By Michael Shook
When I hear the word “replace,” I usually think of it in the sense of something or someone being gotten rid of. As in, “Let’s replace that old vacuum cleaner,” or “Bill, we’re sorry, but we’re going to replace you with a robot.” But the first definition in my dictionary is, “To restore to a former place or position.” It’s possible, then, that having been displaced, one can be replaced – placed again. And even better, restored.
I have, in my career as a carpenter, restored many old homes. When finished, they were the same houses, but better, restored to former glory, with modern updates. There’s a pleasant symmetry to that, and obviously a more palatable end than being left on the junk heap or tossed aside for a machine.
The older residents, the Swiftwater First People, were, of course, displaced violently and suddenly, with devastating consequences for both themselves and their descendants. But they hung on, humans being wonderfully adept at survival. And now, they, along with tribes across the continent, are resurgent. Emphasizing their traditions, cherishing and transmitting their cultures, and (perhaps most crucial after culture) educating their people in the ways of capitalism. They are on a roll.
The First People are using their relatively new political and economic power to proactively replace themselves, restoring themselves to a former position – regaining their pride and self-respect, making themselves a flourishing people again, albeit different from what they were. They drive autos, fish from fossil-fueled power boats, manage casinos, sell tobacco tax-free, run a brisk trade in illegal fireworks (would they did not!), and with the proceeds from these and other endeavors, help their people restore themselves personally, while funding schools for their kids to learn environmental science derived from the Western Enlightenment in concert with their traditional ways of knowledge.

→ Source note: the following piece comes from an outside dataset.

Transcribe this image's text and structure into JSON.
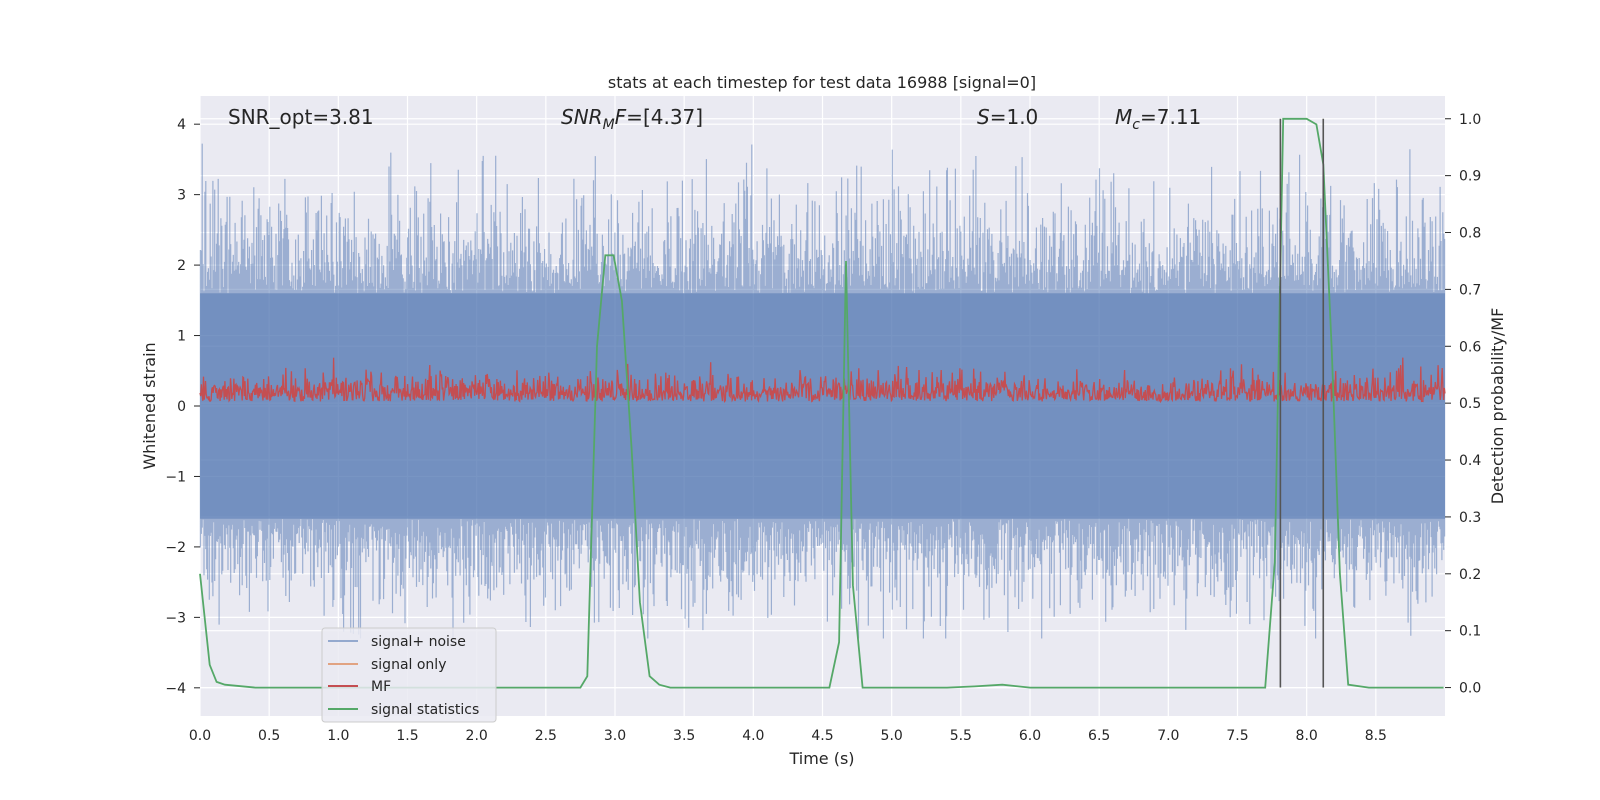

I like the term “First People” because I think it speaks more clearly to who the Indians were, and are – they were the first humans (that we know of) to live here. Indigenous is often used, but factually, I am as indigenous as anyone, “having originated in, living, or occurring naturally in a particular region…” I originated in this region, and as far as I know, it was a natural occurrence, since my parents … well, you know.
I also like “First People” because it implicitly acknowledges that others will follow. If there is a First, then a door is open for a Second, and a Third, and so on. Most of us fit in one of those categories, though perhaps Sixth, Seventh, or Eighth, etc.
Wherever I am in that, I am, however, still stuck with figuring out how to replace myself, since I have such a strong feeling of being displaced (granted, not pervasively, not all the time, but it is there). Perhaps a way forward is to strive instead for reintegration, that is, “To integrate again into an entity: restore to unity.” (There’s that restoration again.)
Unity. That much has not changed. The feel of the countryside; the smell of dirt; the texture of furrowed bark on a Douglas fir; the smoothness of young madrona bark; the taste of huckleberries and salal fruit; the smell after the first rain of fall; the cold, viscous sense of the Sound that contrasts with the leaping glacial cold of the White and Carbon rivers; and the soothing, friendly coolness of the Green River. All of this and more, I am still with, unified, it is still with me, in me, as I breathe out and breathe in the oxygen from the forests.
Yes, I barely recognize the countryside I once knew. But, if I see clearly at all, I also barely recognize myself. Or rather, the myriad old selves that lie in my past, that were and are known to me, and are still a vital part of me, that appear as ancestors – some sober, others antic, most of them taking themselves far too seriously. People who helped me along the way, who were indispensable to my being who I am now, but who are now like old portraits, sepia-toned, folded, faded, or torn, endearing and enduring, but (thankfully) no longer so actively a part of my life.
And yes, favorite haunts have disappeared, and all around, both immigrants and current residents carve out new housing developments from farmland and forest, expanding towns and cities, shops and schools. Barring the big earthquake, the Puget Sound basin is only going to get more crowded, and the existing infrastructure will only grow more expansive (and expensive). To the north, pressure for development is exerted ever more powerfully on Snohomish farmland, and to the south and west, the same on Thurston and Kitsap counties’ rurality, respectively. To the east, Wenatchee, Cle Elum, Yakima, Ellensburg, and beyond, clear to the Tri-Cities, the growth is unabated.
We humans are just going to keep inundating the land. And yes, again, I lament this along with others. But, mother of all paradox, nearly every friend I have made in the last 45 or 50 years has been someone who is “new” to the state, including the women I’ve married. Quite simply, my life would be awfully, sadly diminished if any of these people had not been, and were not now, a part of it. (The buildings, the roadways … not so much.)
What’s done is done. My lamentation, my sorrow over what was and will not be again is real, and deeply felt. But I am still here, re-placed, re-integrated, more lively than I’ve ever been, more grateful than I thought possible for this gift of life, however and whatever direction it goes. We’ll all be displaced and replaced someday, because we all die. And that … is as it should be …? I am not the one to say. Better perhaps to say that is how it is. And that is more than enough. Shalom.